End_to_End_Learning_for_Self-Driving_Cars.md

Paper

• Title: End to End Learning for Self-Driving Cars
• Authors: Mariusz Bojarski, Davide Del Testa, Daniel Dworakowski, Bernhard Firner, Beat Flepp, Prasoon Goyal, Lawrence D. Jackel, Mathew Monfort, Urs Muller, Jiakai Zhang, Xin Zhang, Jake Zhao, Karol Zieba
• Link: https://arxiv.org/abs/1604.07316
• Tags: Neural Network, self-driving
• Year: 2016

Summary

• What

  • They describe a model that automatically steers cars on roads.
  • The model runs in realtime.
  • The model is trained from images and corresponding (correct) steering wheel angles.

• How

  • Architecture
    • Their model is just a standard CNN with a few convolutional and fully connected layers.
    • They have a single output: the correct steering wheel angle predicted by the model. (The model does not predict whether to accelerate or brake.)
      • To be more precise: The steering wheel angle is predicted as 1/r, where r is the turning radius of the car. This way, the prediction is more independent of the used car.

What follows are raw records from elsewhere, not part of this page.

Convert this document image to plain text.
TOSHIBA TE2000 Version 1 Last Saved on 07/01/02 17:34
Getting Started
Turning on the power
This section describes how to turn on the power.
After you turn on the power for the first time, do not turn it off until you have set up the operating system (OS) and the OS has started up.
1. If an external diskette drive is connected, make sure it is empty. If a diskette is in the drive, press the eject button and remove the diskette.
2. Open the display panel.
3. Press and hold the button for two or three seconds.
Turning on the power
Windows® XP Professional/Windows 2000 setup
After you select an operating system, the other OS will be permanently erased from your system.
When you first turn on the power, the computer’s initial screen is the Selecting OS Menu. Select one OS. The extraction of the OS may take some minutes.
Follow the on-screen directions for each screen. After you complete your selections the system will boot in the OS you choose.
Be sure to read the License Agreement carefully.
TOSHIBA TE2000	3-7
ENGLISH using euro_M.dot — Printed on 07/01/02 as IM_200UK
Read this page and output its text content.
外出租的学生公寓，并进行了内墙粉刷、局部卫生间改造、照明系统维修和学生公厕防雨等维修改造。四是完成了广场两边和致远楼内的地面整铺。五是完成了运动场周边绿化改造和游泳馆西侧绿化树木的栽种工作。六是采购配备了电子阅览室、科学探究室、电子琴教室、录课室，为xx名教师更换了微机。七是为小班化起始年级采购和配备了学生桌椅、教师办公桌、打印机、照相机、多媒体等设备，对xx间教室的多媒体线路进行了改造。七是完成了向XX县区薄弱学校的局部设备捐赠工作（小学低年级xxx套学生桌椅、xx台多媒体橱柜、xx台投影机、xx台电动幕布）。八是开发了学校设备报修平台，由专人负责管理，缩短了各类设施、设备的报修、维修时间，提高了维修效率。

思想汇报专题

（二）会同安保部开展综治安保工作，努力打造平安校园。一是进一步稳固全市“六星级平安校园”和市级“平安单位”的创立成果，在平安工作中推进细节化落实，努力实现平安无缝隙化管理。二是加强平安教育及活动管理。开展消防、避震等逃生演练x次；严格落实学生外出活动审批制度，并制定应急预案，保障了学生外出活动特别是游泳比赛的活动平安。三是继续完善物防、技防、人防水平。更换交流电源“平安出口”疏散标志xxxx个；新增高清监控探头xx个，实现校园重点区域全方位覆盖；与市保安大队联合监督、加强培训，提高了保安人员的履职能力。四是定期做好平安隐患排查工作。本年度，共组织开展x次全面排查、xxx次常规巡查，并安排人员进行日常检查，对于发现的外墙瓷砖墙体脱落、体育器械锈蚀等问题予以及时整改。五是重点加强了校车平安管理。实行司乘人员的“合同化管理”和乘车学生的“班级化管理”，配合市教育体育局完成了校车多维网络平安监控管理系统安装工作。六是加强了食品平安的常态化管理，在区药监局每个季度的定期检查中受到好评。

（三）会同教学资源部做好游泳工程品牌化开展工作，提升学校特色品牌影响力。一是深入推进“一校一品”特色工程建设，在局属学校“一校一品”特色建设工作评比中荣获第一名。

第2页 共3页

They use 1/r instead of r in order to avoid getting infinity when driving straight.
    • Their input images are in YUV color space.
    • They use a hard coded (not learned) normalization layer (no further explanations in paper).
    • Visualization:
      • 
  • Data collection
    • They drive on roads with cars, collecting photos and corresponding steering wheel angles.
    • They drive on different road settings (e.g. highway, tunnels, residential roads) and weather (sunny, cloudy, foggy, ...).
    • They collected about 72 hours of driving.
    • They annotate each example with the road center location, road type and lane switching information ("stays in lane"/"is switching lanes").
  • Data augmentation
    • Training on just the collected images is not going to work, because they only show correct driving. Sooner or later the model would make a mistake and end up going slightly off road. This would then be a situation that it has never seen before and the predicted output becomes more or less random, leading to crashes.
    • They attached two more cameras to the cars during data collection, one pointing to the left and one to the right.
    • They use these images as examples of bad situations and change the ground truth steering wheel angle so that it would steer the car back onto the road within 2 seconds.
    • They also generate additional images between the center and left/right cameras. They do this by viewpoint transformation and assume that all point above the horizon line are infinitely far away, while all below the horizon line are on flat grounds. (No further explanation here on how they transform images and annotations exactly. And where do they get the horizon line from?)
    • They also seem to apply random rotations and translations to the images (or maybe that is meant by viewpoint transformations?).
  • Training
    • They only train on examples where the driver stays in a lane (as opposed to switching lanes).
    • They subsample the input at 10fps (collection was at 30fps) in order to not get too similar examples.
    • Training and application happens in Torch7.
    • The system can predict at 30fps.

• Results

  • Simulation
    • They simulate on the collected data how the model would steer.
    • I.e. they predict steering wheel angles and then transform future images as if that angle had been chosen.
    • They measure how far the simulated car would be away from the road center.
    • They measure an virtual, human intervention (of 6 seconds) whenever the car gets too far away from the center.
    • They can then estimate the simulated time that the car would have been autonomous.
    • The actual number though is nowhere in the paper. x(
  • They drive in Monmouth County, being autonomous roughly 98% of the time.
  • They drive 16.09km on Garden State Parkway, being autonomous 100% of the time.